Acordamos bem cedo, pois apesar de São Leopoldo ser uma cidade satélite de Porto Alegre, teríamos que encarar um razoável percurso de tráfego pesado, a passar por outras cidades muito próximas da capital gaúcha, como Viamão e Canoas por exemplo, e o trânsito ali em um dia útil, ganha contornos de engarrafamentos, no sentido de Porto Alegre. Estávamos muito satisfeitos com a performance da noite anterior, mas "quebrados" fisicamente, pois as condições no minúsculo Bar Br-3, seriam difíceis em todos os aspectos, e tais dificuldades nos subtraíra bastante energia.

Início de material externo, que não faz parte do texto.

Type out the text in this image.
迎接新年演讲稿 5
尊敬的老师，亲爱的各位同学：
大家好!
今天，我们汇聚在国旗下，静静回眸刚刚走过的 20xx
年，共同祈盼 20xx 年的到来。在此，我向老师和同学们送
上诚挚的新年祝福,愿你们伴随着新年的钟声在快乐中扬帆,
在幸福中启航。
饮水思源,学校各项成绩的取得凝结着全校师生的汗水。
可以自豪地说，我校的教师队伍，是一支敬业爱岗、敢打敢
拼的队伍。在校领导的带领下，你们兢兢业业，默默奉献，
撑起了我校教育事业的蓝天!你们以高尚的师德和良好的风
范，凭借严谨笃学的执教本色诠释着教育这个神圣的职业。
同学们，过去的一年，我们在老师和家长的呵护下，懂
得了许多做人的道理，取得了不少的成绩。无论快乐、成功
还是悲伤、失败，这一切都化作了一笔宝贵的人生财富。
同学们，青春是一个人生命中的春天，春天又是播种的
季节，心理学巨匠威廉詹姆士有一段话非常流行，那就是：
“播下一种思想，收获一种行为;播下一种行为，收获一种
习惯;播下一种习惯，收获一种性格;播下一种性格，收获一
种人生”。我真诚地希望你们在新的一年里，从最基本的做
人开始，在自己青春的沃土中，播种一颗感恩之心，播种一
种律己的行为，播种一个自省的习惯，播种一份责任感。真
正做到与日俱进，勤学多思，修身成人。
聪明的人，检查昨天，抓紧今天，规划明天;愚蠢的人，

Já a nos dirigir a Porto Alegre, de fato enfrentamos um trânsito considerável e fomos direto para a casa noturna onde apresentar-nos-íamos, e nesse aspecto o planejamento logístico foi descarregar o equipamento ainda na parte da manhã, e o produtor do show ali encontrar-nos-ia para nos conduzir à duas entrevistas que faríamos: uma na TV Bandeirantes, e outra na emissora de rádio Ipanema FM.

O guitarrista e produtor do show em São Leopoldo, Luciano Reis, viajou conosco a fim de nos auxiliar em Porto Alegre como um apoiador, e a  sua presença no ônibus foi fundamental como guia, ao nos conduzir com precisão à porta da casa onde tocaríamos.

A primeira impressão que eu tive ao entrar na casa de shows "Manara", foi muito boa. A estrutura era no padrão do médio porte, e lembrou-me muito o ambiente de casas de shows semelhantes que existiram em São Paulo entre os anos oitenta e noventa, como "Woodstock", "Aeroanta" e "Garage Rock", por exemplo. Ou seja, casas com médio porte, a conter estrutura de palco, equipamento de som & iluminação e retaguarda de camarins, muito acima da média de bares que geralmente tem pretensão de serem casas de shows, mas não conseguem. No caso do Manara, realmente assemelhava-se às casas paulistanas que citei. Detinha um palco um pouco menor, mas muito digno para um artista autoral se apresentar com desenvoltura. Um bom PA e boa iluminação de um teatro, estilo cabarét. 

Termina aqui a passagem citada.